Valley Devfest 2019 was a great conference in my opinion. I broke my promise of not giving a talk when I’m responsible for the website. I also worked on an Augmented Reality companion app (see my earlier blog post about it) until 3am, and I had to fill in some session spots. This year we didn’t have any Googler presenters so we had to produce more talks on our own.

I had an individual talk about Git workflows, which is recorded by GMAC. My main goal was to give a deep understanding of the attendees how a simple tool like diff plays the fundamental building role of such large eco-systems as GitHub, GitLab, BitBucket and alike. I started with a brief history of source control systems so we could see where we are at compared to the past. The secondary goal of the talk was to show standard branching and workflow conventions and tools like GitFlow (see also excellent cheat sheet) and Git Town. These tools simplify complex multi stage git command series so you can follow branching and merging conventions much easier. In turn it also boost collaborative work and software quality. The pinnacle of this is server side merging with git town (yes: the merge actually happens at GitHub, and if something fails the PR is rejected). See more in the slide deck of the talk.
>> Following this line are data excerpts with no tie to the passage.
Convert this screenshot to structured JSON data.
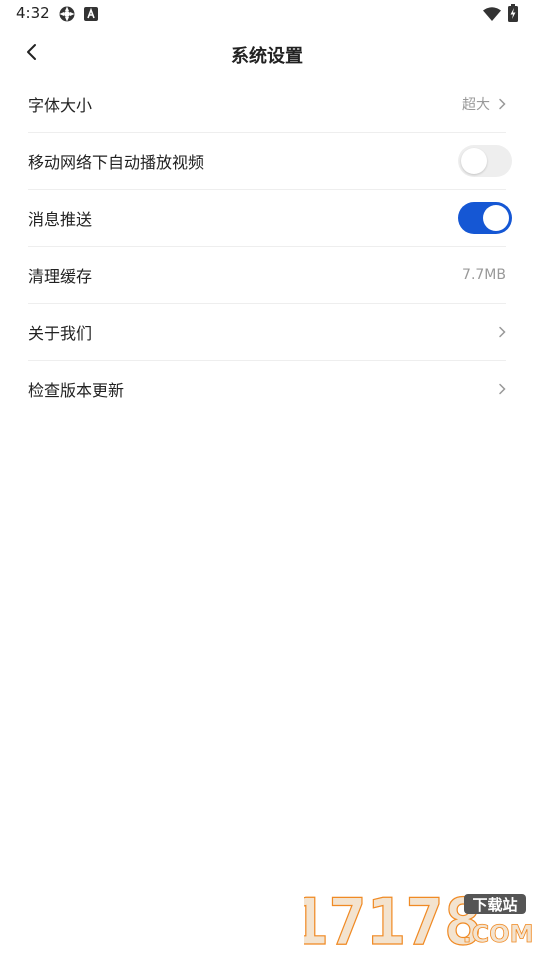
{
  "status_bar": {
    "time": "4:32",
    "icons": [
      "settings-gear-icon",
      "a-badge-icon",
      "wifi-icon",
      "battery-charging-icon"
    ]
  },
  "header": {
    "title": "系统设置",
    "back_icon": "chevron-left-icon"
  },
  "settings": {
    "font_size": {
      "label": "字体大小",
      "value": "超大"
    },
    "autoplay_mobile": {
      "label": "移动网络下自动播放视频",
      "enabled": false
    },
    "push": {
      "label": "消息推送",
      "enabled": true
    },
    "cache": {
      "label": "清理缓存",
      "value": "7.7MB"
    },
    "about": {
      "label": "关于我们"
    },
    "update": {
      "label": "检查版本更新"
    }
  },
  "watermark": {
    "number": "17178",
    "tag": "下载站",
    "suffix": ".COM"
  },
  "colors": {
    "accent": "#1557d4",
    "toggle_off": "#eeeeee",
    "secondary_text": "#999999",
    "divider": "#eeeeee",
    "watermark_orange": "#f08a24"
  }
}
I filled in two more presentation slots though: I organized two sessions of Machine Learning lightning talks. Those two talks featured 4 courseworks each presented by the students of the Fresno Data Science meetup:

  1. Machine Learning Lightning Talks - pt 1
    • Lourdes Lopez: Predicting Animal Shelter Adoption Outcomes
    • Paul Settle: Our Children: Predicting a Child’s Ability to Pass the CAASPP
    • Martin Kunz: Predicting Work Flow
    • Beth Weinman, Csaba Toth, Grace Liang, Elizabeth Gaw: Can We See Climate Change in Fresno?
  2. Machine Learning Lightning Talks - pt 2
    • Federico Ulloa Rios: Bearing Fault Detection through Convolutional Neural Networks
    • Csaba Toth: Unconventional analysis of the Ridgecrest earthquakes
    • Jorge Ovando: Predicting Song Popularity using Spotify Track Features
    • Dale Herzog: Applied Machine Learning in Oncology

I’m really proud of all of the students. I know several of them will be successful and will pursue data science further. Lourdes Lopez for example already presented Intro to Python Libraries for Data Science at the Tracy Developer Meetup.
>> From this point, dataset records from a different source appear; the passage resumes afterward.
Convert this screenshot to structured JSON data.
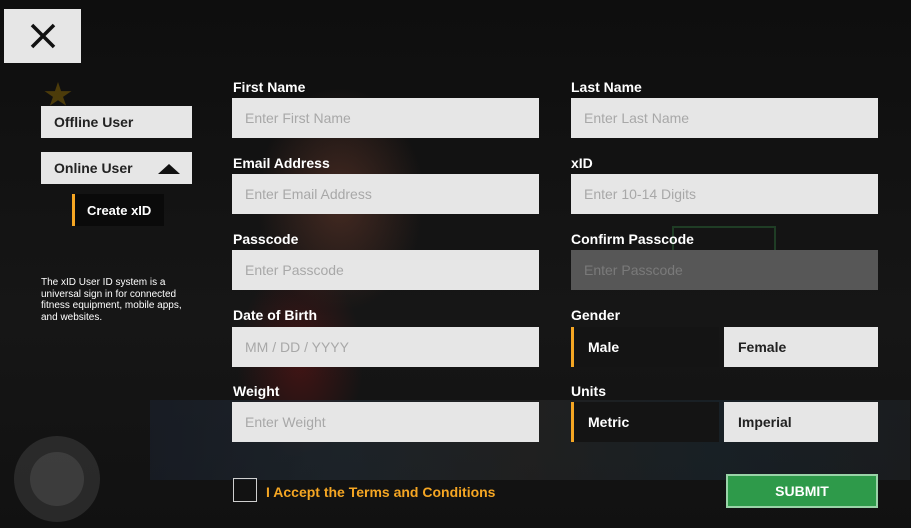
{
  "close": {
    "icon": "close-icon"
  },
  "sidebar": {
    "offline_user": "Offline User",
    "online_user": "Online User",
    "create_xid": "Create xID",
    "info": "The xID User ID system is a universal sign in for connected fitness equipment, mobile apps, and websites."
  },
  "form": {
    "first_name": {
      "label": "First Name",
      "placeholder": "Enter First Name"
    },
    "last_name": {
      "label": "Last Name",
      "placeholder": "Enter Last Name"
    },
    "email": {
      "label": "Email Address",
      "placeholder": "Enter Email Address"
    },
    "xid": {
      "label": "xID",
      "placeholder": "Enter 10-14 Digits"
    },
    "passcode": {
      "label": "Passcode",
      "placeholder": "Enter Passcode"
    },
    "confirm_passcode": {
      "label": "Confirm Passcode",
      "placeholder": "Enter Passcode"
    },
    "dob": {
      "label": "Date of Birth",
      "placeholder": "MM / DD / YYYY"
    },
    "gender": {
      "label": "Gender",
      "options": [
        "Male",
        "Female"
      ],
      "selected": "Male"
    },
    "weight": {
      "label": "Weight",
      "placeholder": "Enter Weight"
    },
    "units": {
      "label": "Units",
      "options": [
        "Metric",
        "Imperial"
      ],
      "selected": "Metric"
    },
    "terms": "I Accept the Terms and Conditions",
    "submit": "SUBMIT"
  },
  "colors": {
    "accent": "#f5a623",
    "submit": "#2e9a4a",
    "field_bg": "#e6e6e6",
    "disabled_field": "#575757"
  }
}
As you can see I didn’t only organize the lightning talks but I had a part of a presentation in each. Talking about climate change in Fresno we basically started to scrape the surface but we could show evidence of temperature rise by looking at the data with H-index technique: we counted how many days the temperature was above a critical level each year. See slide deck and iPython notebooks in this directory.
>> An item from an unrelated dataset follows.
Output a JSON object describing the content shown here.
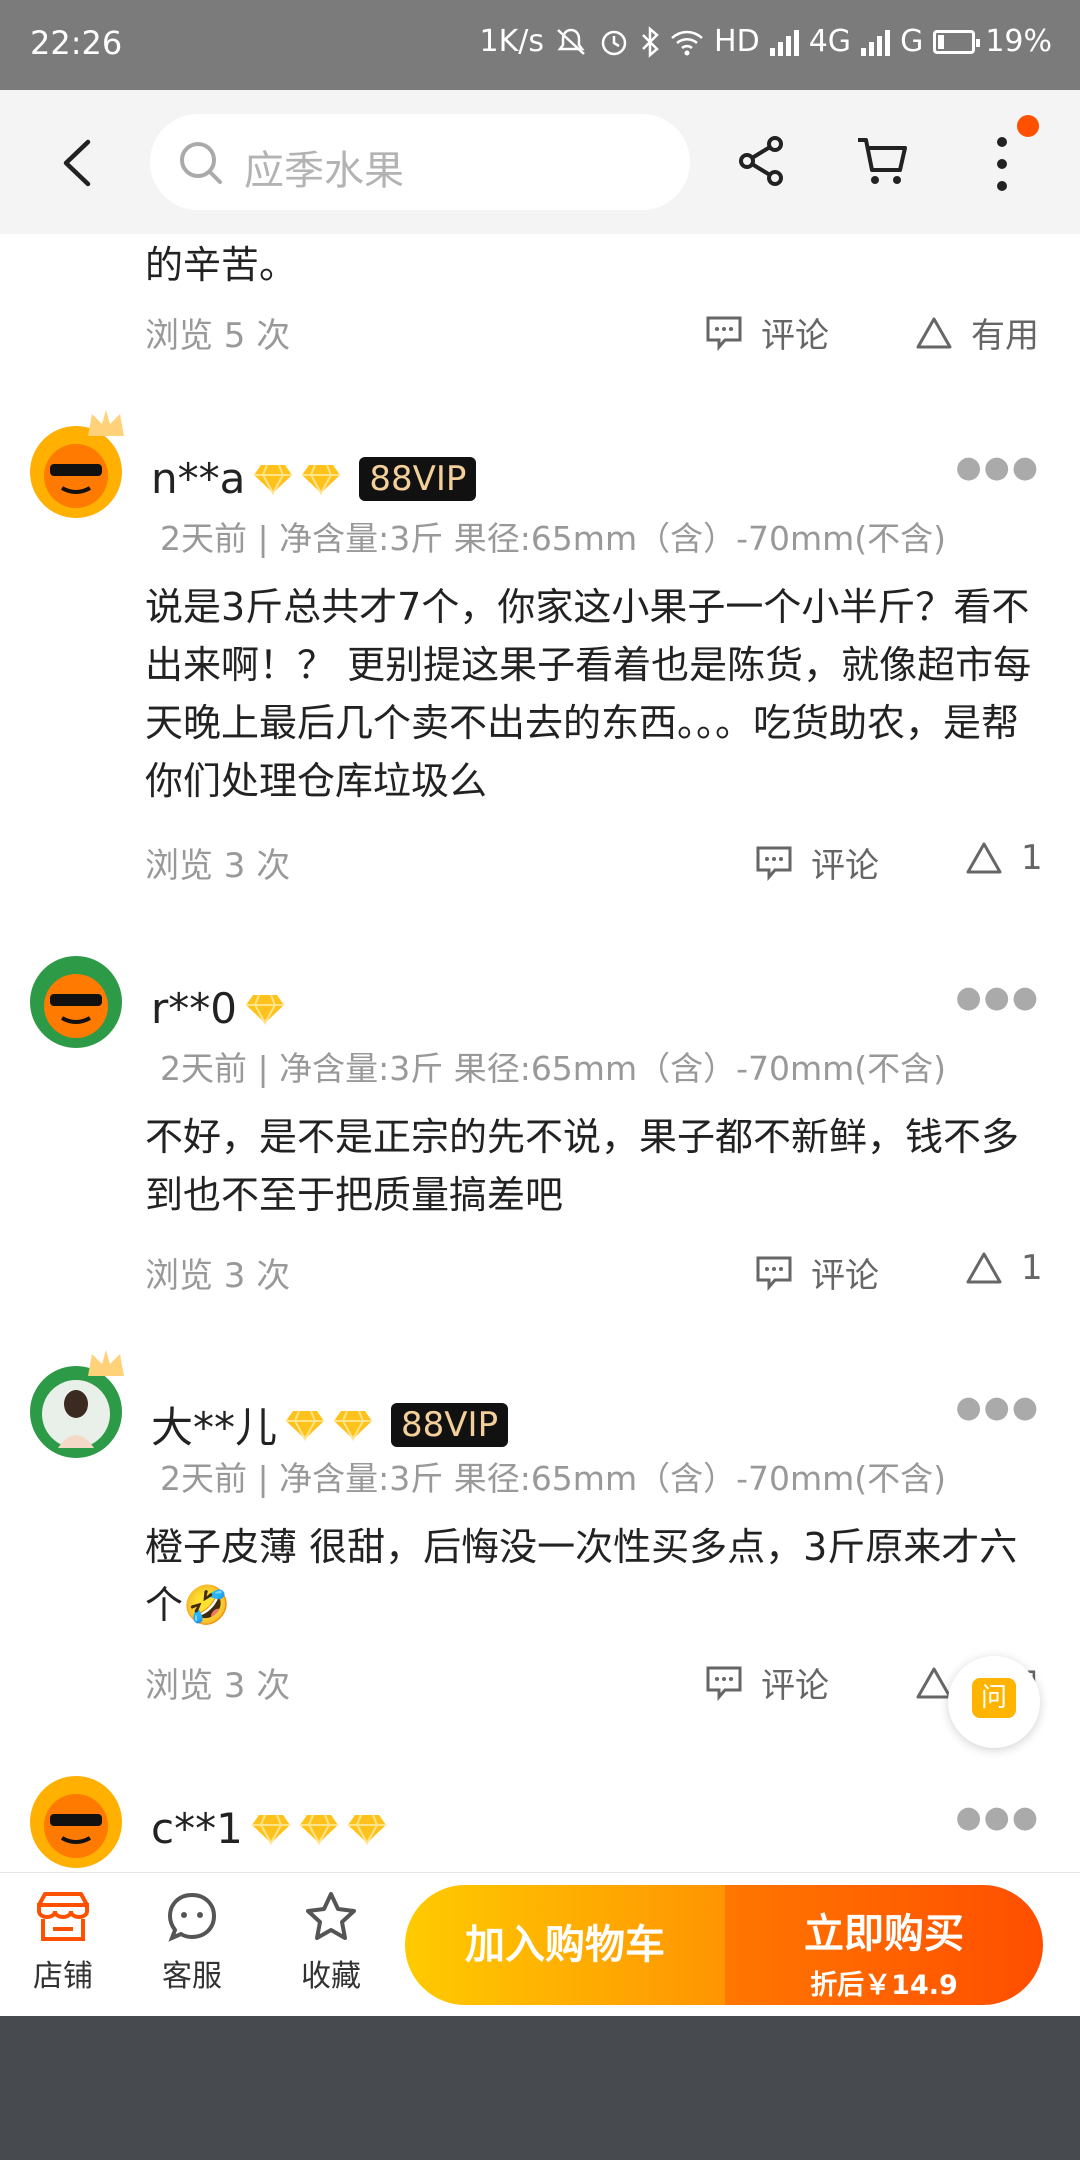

As for the Ridge Crest earthquake series I used PCA (Principal COmponent Analysis) to find the two new perpendicular fault lines which emerged nicely from the data. By inputting the lat/long coordinates the PCA found the fault lines in my opinion. Besides that I wanted to see how one month of shakes happened in time and space. The web demo illustrates that in extreme fast forward manner, but the size and color of the dots and also the volume of the pop sounds reflect the magnitude of the shakes. Materials:

In hindsight I pretty much overworked myself (yet again) with all of this, so I could perform better at the Git talk at the end of the day if I wouldn’t show my car at the electric car week the night before, if I would not work on the Augmented Reality Map app until 3am, and I wouldn’t have the two other lightning talk sets. But I’m really happy that I pushed through, I could elevate people at the lightning talks and possibly fare still decently doing approximately 3-4 people’s workload. I also know that other organizers also put in more than 100% on their parts to make this event as great as possible.

Our next conference is the IWDC (International Women’s Day Conference) in 2020 spring.